The West End Festival is going through some tough times, in line with the present economic depression, but its star performing venues - and some defiant community spirit - are keeping the flame alive.

Thai's the limit

As far as I know there are just three Thai restaurants in Glasgow at the moment, two of them in the West End, and that may be why England-based chain Chaopraya has decided to take over a gigantic vacant site at the top of Buchanan Street.

I'm told the design fit on this place is "palatial", and an enormous sign outside tells us it's going to be the biggest Thai restaurant in Europe - an amazing claim to fame, if true.

The venture opens this month in what was for many illustrious years the former Royal Scottish Academy of Music and Drama, where I dimly remember anguished piano lessons and even more anguished singing lessons in decades past - and where everyone who was anyone, musically speaking, dropped by to give a tutorial at one time or another.

Now it's to be one very conspicuous local exemplar of a cuisine of which most of us know very little - outside the alleged Thai Green Curries which pop up on aspirational pub menus, and their ready-meal equivalents on supermarket shelves.

There are obviously two main elements to this startlingly vast new arrival on the city centre dining scene - the venue itself, and the cuisine.

From the initial propaganda we have to assume the place is going to be one giant baroque tribute to south-east Asian culture, with conspicuous images of the Buddha making up a central theme.

Some will find that controversial - religious imagery linked to a money-making enterprise centred on food and drink - but I suspect the restaurant will aim to soar above the concept of offering mere "decor", and will have its own inherent dignity ... let's wait and see.

For the cuisine we can turn to what people think of some of the chain's existing ventures in England, as related on a well-known "advisor" site.

I'd treat this with an enormous amount of caution, as basically anybody can say pretty much anything they like about a place, without any great knowledge of cuisine or profound critical judgement to offer - however there does seem to be a broad consensus that Chaopraya is exceptionally good, and not outrageously expensive.

It's not in the West End, of course, but when you consider it's but a very short subway ride to Buchanan Street from St George's Cross, Kelvinbridge, Hillhead or Partick, a venue right on Nelson Mandela Place (close neighbour to Amarone), has to be a serious option for local diners risking that "beyond Charing Cross nosebleed syndrome" to venture into town.

After all, it's something most of us try at least once a year.

Highland fling

Pity the poor staff at famous Partick cask ale pub The Three Judges as they ponder how to acquire, in record time, formal Highland dress for A Big Do in the very week when zillions of graduating students have already nabbed every kilt and sporran in sight.

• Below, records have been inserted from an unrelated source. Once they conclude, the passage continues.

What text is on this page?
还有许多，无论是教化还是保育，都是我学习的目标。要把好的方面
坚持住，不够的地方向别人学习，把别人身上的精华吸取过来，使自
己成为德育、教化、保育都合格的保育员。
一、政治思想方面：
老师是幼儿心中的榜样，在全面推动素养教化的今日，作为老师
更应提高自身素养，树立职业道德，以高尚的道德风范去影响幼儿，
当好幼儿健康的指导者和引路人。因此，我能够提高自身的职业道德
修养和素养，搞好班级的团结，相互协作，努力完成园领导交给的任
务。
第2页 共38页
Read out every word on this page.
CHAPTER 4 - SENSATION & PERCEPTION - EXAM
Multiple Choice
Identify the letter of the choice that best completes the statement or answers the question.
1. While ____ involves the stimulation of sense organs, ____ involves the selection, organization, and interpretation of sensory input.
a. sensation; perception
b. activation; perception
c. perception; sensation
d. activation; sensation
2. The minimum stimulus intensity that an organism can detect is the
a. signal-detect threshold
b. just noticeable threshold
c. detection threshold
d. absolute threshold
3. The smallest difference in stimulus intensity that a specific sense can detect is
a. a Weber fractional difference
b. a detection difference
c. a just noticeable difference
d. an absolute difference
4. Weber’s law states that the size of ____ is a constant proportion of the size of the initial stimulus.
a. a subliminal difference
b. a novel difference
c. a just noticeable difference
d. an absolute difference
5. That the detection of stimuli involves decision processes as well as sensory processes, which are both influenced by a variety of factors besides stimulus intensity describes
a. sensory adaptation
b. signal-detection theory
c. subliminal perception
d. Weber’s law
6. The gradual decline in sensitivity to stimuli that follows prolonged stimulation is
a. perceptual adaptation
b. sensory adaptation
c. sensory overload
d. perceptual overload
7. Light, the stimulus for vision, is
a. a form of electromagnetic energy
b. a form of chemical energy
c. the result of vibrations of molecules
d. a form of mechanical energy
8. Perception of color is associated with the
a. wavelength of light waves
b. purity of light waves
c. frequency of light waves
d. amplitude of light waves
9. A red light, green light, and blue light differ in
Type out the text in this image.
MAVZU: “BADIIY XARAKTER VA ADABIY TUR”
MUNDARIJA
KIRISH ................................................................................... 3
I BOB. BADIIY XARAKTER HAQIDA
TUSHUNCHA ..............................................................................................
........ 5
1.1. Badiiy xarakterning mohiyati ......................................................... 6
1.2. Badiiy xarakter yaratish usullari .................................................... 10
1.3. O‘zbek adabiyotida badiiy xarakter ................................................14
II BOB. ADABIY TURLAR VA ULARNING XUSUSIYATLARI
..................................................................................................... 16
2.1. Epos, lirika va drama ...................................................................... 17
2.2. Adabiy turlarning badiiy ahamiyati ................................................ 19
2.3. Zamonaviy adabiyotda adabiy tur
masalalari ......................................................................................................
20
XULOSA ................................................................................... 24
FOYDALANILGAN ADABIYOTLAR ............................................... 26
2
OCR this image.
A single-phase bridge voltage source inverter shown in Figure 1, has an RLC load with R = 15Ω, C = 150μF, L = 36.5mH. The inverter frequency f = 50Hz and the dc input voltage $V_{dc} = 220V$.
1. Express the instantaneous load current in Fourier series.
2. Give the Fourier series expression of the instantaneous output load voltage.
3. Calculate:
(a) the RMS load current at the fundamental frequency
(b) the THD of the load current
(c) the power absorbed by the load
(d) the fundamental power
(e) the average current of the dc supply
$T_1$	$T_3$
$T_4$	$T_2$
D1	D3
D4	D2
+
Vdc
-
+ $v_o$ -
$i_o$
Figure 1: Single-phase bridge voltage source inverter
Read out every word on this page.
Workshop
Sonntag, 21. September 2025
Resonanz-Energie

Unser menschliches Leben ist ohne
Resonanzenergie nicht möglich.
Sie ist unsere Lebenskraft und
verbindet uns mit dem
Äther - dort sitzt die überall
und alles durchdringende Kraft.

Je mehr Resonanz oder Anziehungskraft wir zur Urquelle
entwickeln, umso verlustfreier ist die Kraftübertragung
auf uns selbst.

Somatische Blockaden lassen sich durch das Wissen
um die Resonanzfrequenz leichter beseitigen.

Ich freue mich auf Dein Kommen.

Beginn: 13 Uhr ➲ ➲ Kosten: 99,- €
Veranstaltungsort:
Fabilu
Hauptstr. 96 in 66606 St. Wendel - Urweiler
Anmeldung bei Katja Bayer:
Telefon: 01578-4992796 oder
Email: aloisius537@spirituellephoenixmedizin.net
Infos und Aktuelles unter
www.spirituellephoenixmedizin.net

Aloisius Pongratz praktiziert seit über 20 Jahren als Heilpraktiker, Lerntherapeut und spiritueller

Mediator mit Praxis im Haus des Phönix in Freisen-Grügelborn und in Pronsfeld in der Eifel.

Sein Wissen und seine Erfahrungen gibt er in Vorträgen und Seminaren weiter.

The pub is a contender in this year's Dram magazine awards under the category Best Poured Pint of Tennent's Lager - which could strike some as a tad ironic, since the bar is best known as an exemplar of quality cask ale rather than standard lager.

However it's a category well worth winning, since if the pub does clinch the title it will prove beyond doubt that it's simply "the best beer pub" on all fronts - from "real" ale to the Big Red T to Bavarian wheat beer, and many other brews besides.

The message is that the same care and attention goes into the production of a pint of Tennent's as into any of the more ostensibly exotic beers on offer, and the beer-fanatic bar staff are - modestly - hoping for a good result.

Win or lose, they've already made the final three and are in any case assured of a great night out amid a proverbial who's who of Scotland's licensed trade - and I hope they find those elusive kilts in time.